CT to KLA – Hills, more hills and a border

One down, nine to go. Or eight, depending on how we feel. After a couple of delays and general laziness we are finally able to tick off one whole country. But I’m jumping ahead of myself…

_DSC1312-Edit
_DSC1345

From Lutzville (where we were very kindly given a free place to stay at the Golden Grape, having turned up very smelly and asked to pitch our tents in their garden) we headed to Nuwerus and had a truly brutal day. It didn’t help that we had such a chilled out morning that we didn’t leave until midday and were trying to climb some decent sized hills when the sun was at its hottest. We’re smart like that.

IMG_0368
_DSC0554

Having spent a couple of hours recovering from slight heat stroke behind a small bit of concrete, we set off to complete the relatively short distance (35km) to Nuwerus. Turns out that particular bit of road is horrible. In fact it isn’t really a road at all, more of a dirt track. With lots of hills and sand pits and rocks and bumps. After four hours of constant tiring uphills and terrifying downhills without any respite (and a particularly terrifying decent into Nuwerus in the dark (we saw the lights, got over excited and then our lights stopped working)), we needed a beer.

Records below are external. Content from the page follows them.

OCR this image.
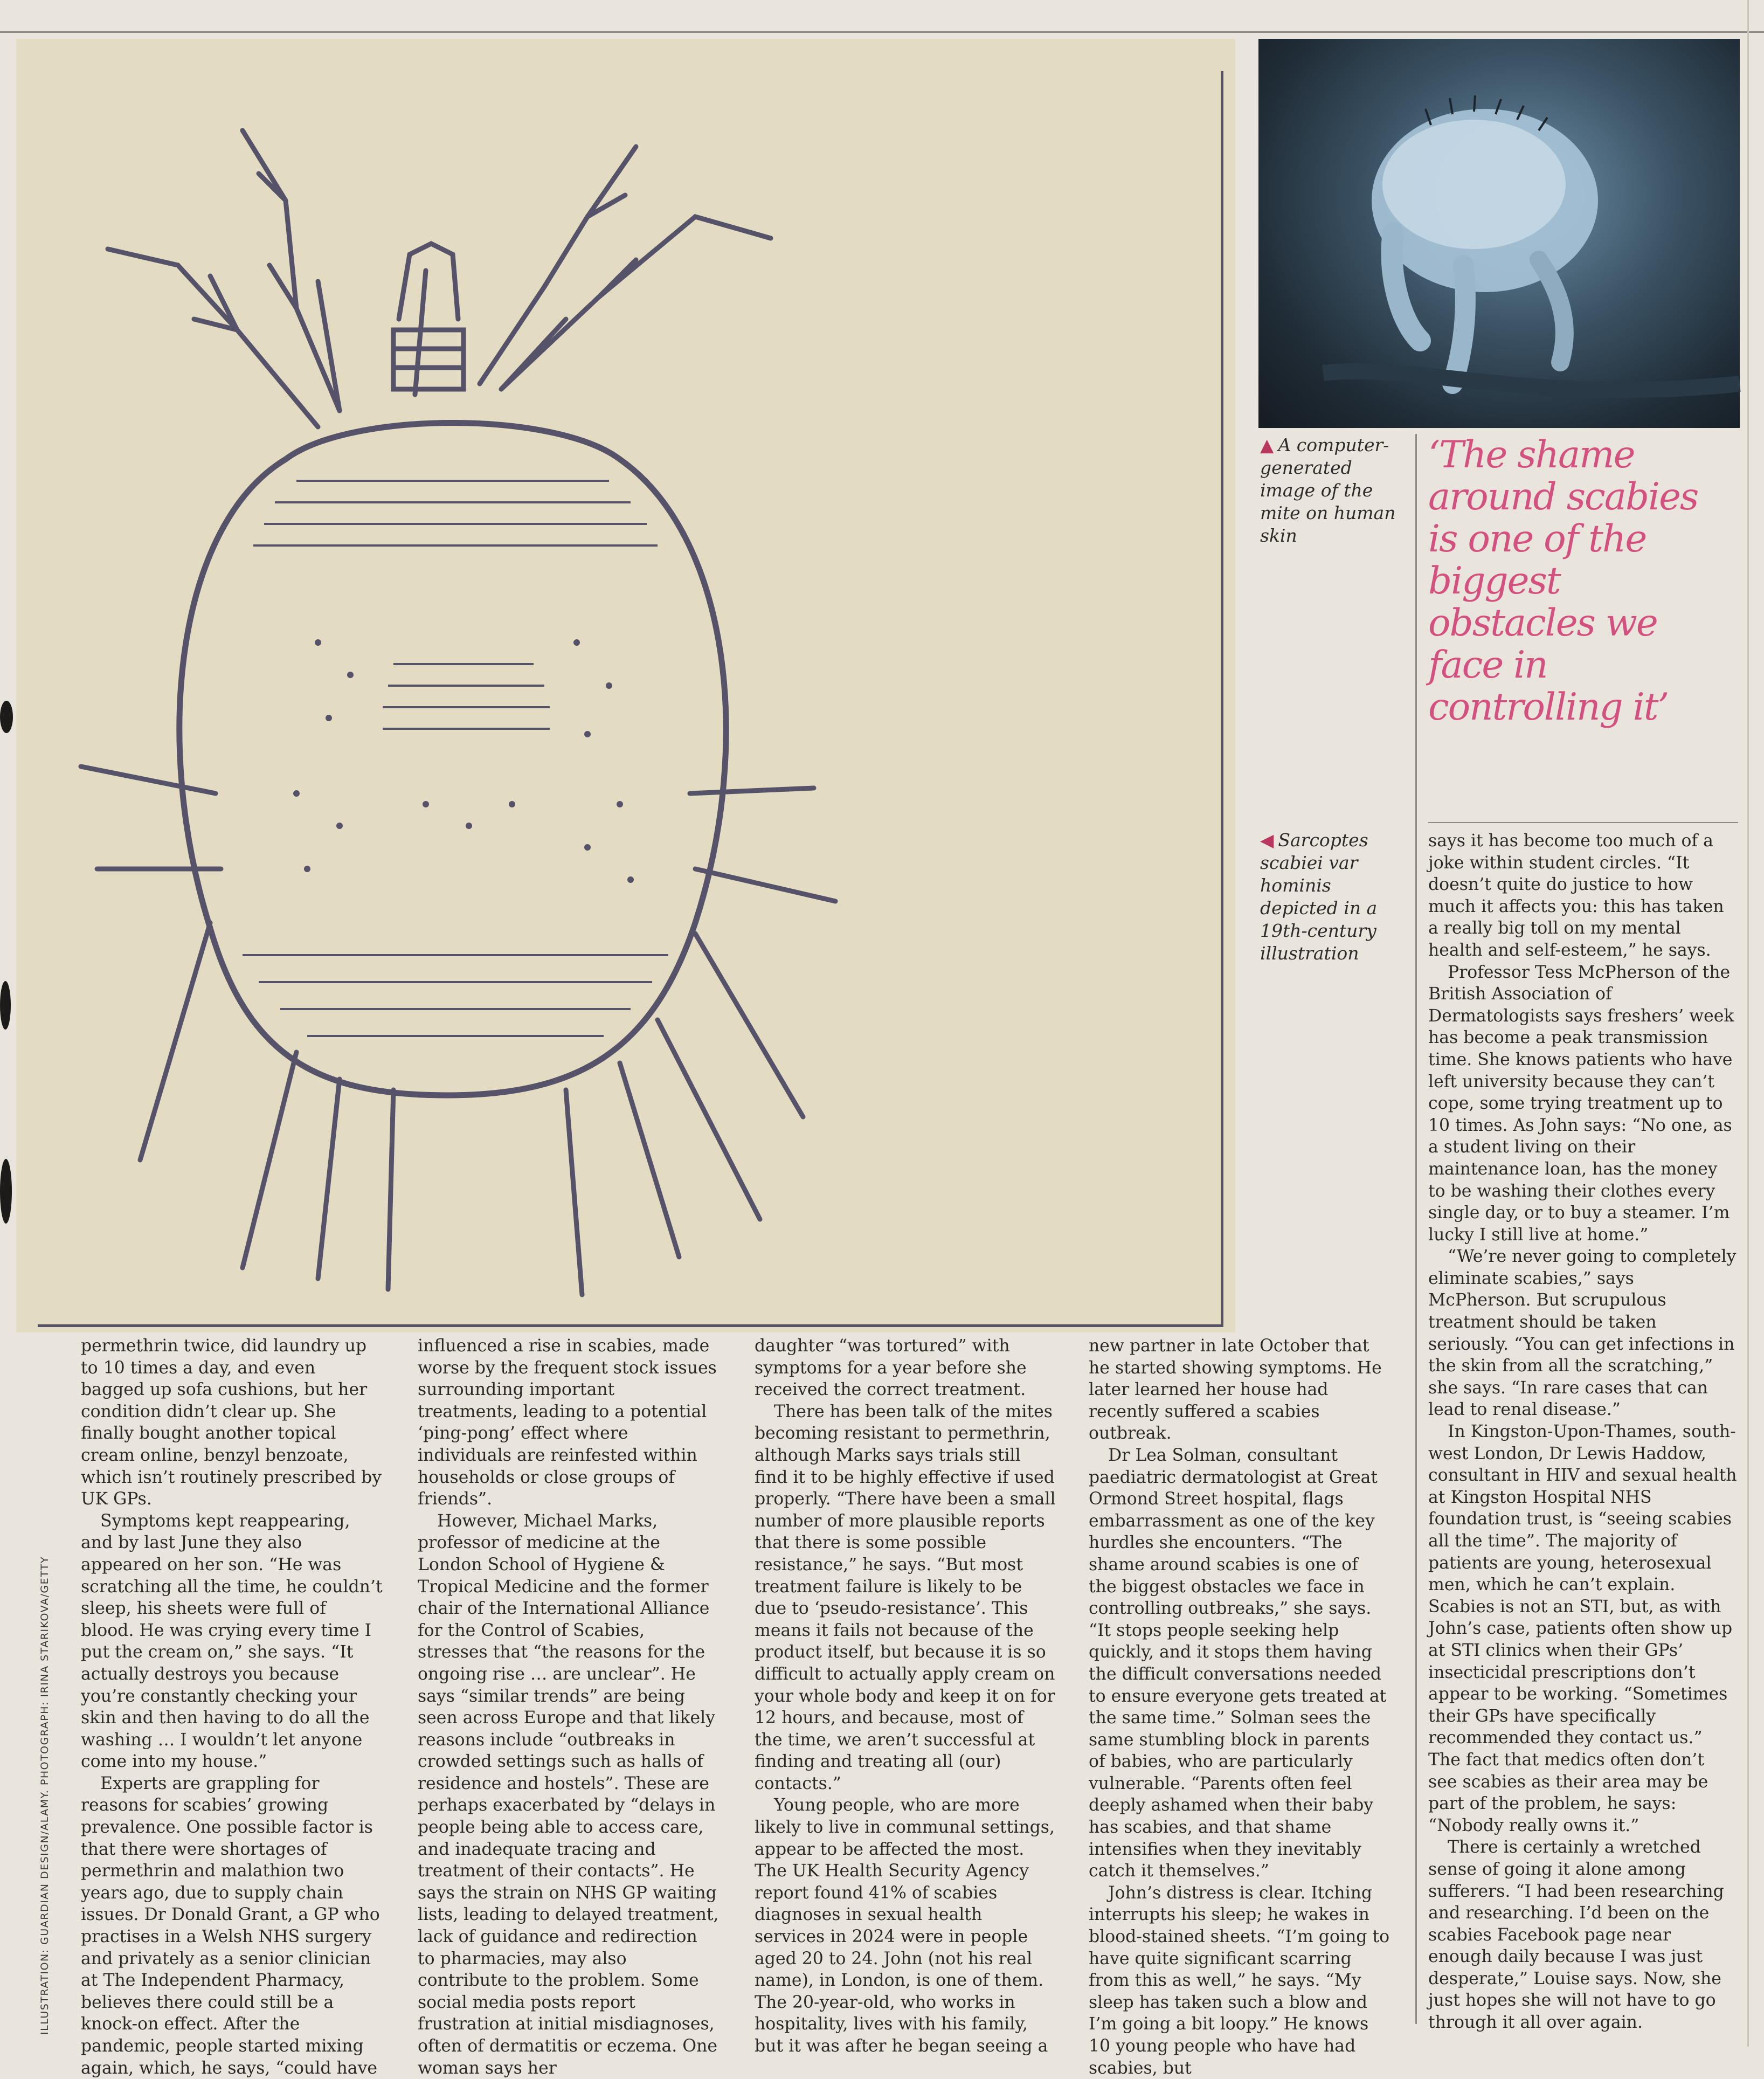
▲ A computer-generated image of the mite on human skin
‘The shame around scabies is one of the biggest obstacles we face in controlling it’
◀ Sarcoptes scabiei var hominis depicted in a 19th-century illustration

permethrin twice, did laundry up to 10 times a day, and even bagged up sofa cushions, but her condition didn’t clear up. She finally bought another topical cream online, benzyl benzoate, which isn’t routinely prescribed by UK GPs.

Symptoms kept reappearing, and by last June they also appeared on her son. “He was scratching all the time, he couldn’t sleep, his sheets were full of blood. He was crying every time I put the cream on,” she says. “It actually destroys you because you’re constantly checking your skin and then having to do all the washing … I wouldn’t let anyone come into my house.”

Experts are grappling for reasons for scabies’ growing prevalence. One possible factor is that there were shortages of permethrin and malathion two years ago, due to supply chain issues. Dr Donald Grant, a GP who practises in a Welsh NHS surgery and privately as a senior clinician at The Independent Pharmacy, believes there could still be a knock-on effect. After the pandemic, people started mixing again, which, he says, “could have

influenced a rise in scabies, made worse by the frequent stock issues surrounding important treatments, leading to a potential ‘ping-pong’ effect where individuals are reinfested within households or close groups of friends”.

However, Michael Marks, professor of medicine at the London School of Hygiene & Tropical Medicine and the former chair of the International Alliance for the Control of Scabies, stresses that “the reasons for the ongoing rise … are unclear”. He says “similar trends” are being seen across Europe and that likely reasons include “outbreaks in crowded settings such as halls of residence and hostels”. These are perhaps exacerbated by “delays in people being able to access care, and inadequate tracing and treatment of their contacts”. He says the strain on NHS GP waiting lists, leading to delayed treatment, lack of guidance and redirection to pharmacies, may also contribute to the problem. Some social media posts report frustration at initial misdiagnoses, often of dermatitis or eczema. One woman says her

daughter “was tortured” with symptoms for a year before she received the correct treatment.

There has been talk of the mites becoming resistant to permethrin, although Marks says trials still find it to be highly effective if used properly. “There have been a small number of more plausible reports that there is some possible resistance,” he says. “But most treatment failure is likely to be due to ‘pseudo-resistance’. This means it fails not because of the product itself, but because it is so difficult to actually apply cream on your whole body and keep it on for 12 hours, and because, most of the time, we aren’t successful at finding and treating all (our) contacts.”

Young people, who are more likely to live in communal settings, appear to be affected the most. The UK Health Security Agency report found 41% of scabies diagnoses in sexual health services in 2024 were in people aged 20 to 24. John (not his real name), in London, is one of them. The 20-year-old, who works in hospitality, lives with his family, but it was after he began seeing a

new partner in late October that he started showing symptoms. He later learned her house had recently suffered a scabies outbreak.

Dr Lea Solman, consultant paediatric dermatologist at Great Ormond Street hospital, flags embarrassment as one of the key hurdles she encounters. “The shame around scabies is one of the biggest obstacles we face in controlling outbreaks,” she says. “It stops people seeking help quickly, and it stops them having the difficult conversations needed to ensure everyone gets treated at the same time.” Solman sees the same stumbling block in parents of babies, who are particularly vulnerable. “Parents often feel deeply ashamed when their baby has scabies, and that shame intensifies when they inevitably catch it themselves.”

John’s distress is clear. Itching interrupts his sleep; he wakes in blood-stained sheets. “I’m going to have quite significant scarring from this as well,” he says. “My sleep has taken such a blow and I’m going a bit loopy.” He knows 10 young people who have had scabies, but

says it has become too much of a joke within student circles. “It doesn’t quite do justice to how much it affects you: this has taken a really big toll on my mental health and self-esteem,” he says.

Professor Tess McPherson of the British Association of Dermatologists says freshers’ week has become a peak transmission time. She knows patients who have left university because they can’t cope, some trying treatment up to 10 times. As John says: “No one, as a student living on their maintenance loan, has the money to be washing their clothes every single day, or to buy a steamer. I’m lucky I still live at home.”

“We’re never going to completely eliminate scabies,” says McPherson. But scrupulous treatment should be taken seriously. “You can get infections in the skin from all the scratching,” she says. “In rare cases that can lead to renal disease.”

In Kingston-Upon-Thames, south-west London, Dr Lewis Haddow, consultant in HIV and sexual health at Kingston Hospital NHS foundation trust, is “seeing scabies all the time”. The majority of patients are young, heterosexual men, which he can’t explain. Scabies is not an STI, but, as with John’s case, patients often show up at STI clinics when their GPs’ insecticidal prescriptions don’t appear to be working. “Sometimes their GPs have specifically recommended they contact us.” The fact that medics often don’t see scabies as their area may be part of the problem, he says: “Nobody really owns it.”

There is certainly a wretched sense of going it alone among sufferers. “I had been researching and researching. I’d been on the scabies Facebook page near enough daily because I was just desperate,” Louise says. Now, she just hopes she will not have to go through it all over again.

ILLUSTRATION: GUARDIAN DESIGN/ALAMY. PHOTOGRAPH: IRINA STARIKOVA/GETTY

It turns out beer really does cure all ills – well at least the bloke outside the off license who pointed us towards a guest lodge did. We decided we needed a day off so after a day of not doing all the usefull things we should have done, like fixing our bikes, we carried on. We had been told there would be one tough day of climbing from Garies to Kamieskroon, which there was. We were also told that from there to the border it was downhill, which it wasn’t. Not even slightly. What followed were days of thinking “at least it will be flat tomorrow”, but it never was.

_DSC1158

Amongst all of this Nick, for no reason at all, hid some milk from a teacher, tried to do a bit of off-roading – turns out he isn’t very good at either. It also turns out that he isn’t very good at staying on the road whenever I open my mouth or whenever he tries to wave at people. We also saw some dolphins and I managed to only get two punctures (the score is now 6-1 so I’m still losing). The ever elusive downhill eventually materialised and we were able to enjoy 35km of solid downhill all the way to the border.

That brings me back to the present and the present is rather nice – I’m sat under a tree looking out over the Orange River on the Namibian side of the border. What’s next? Well, you’ll have to wait and see, but it promises to be pretty spectacular.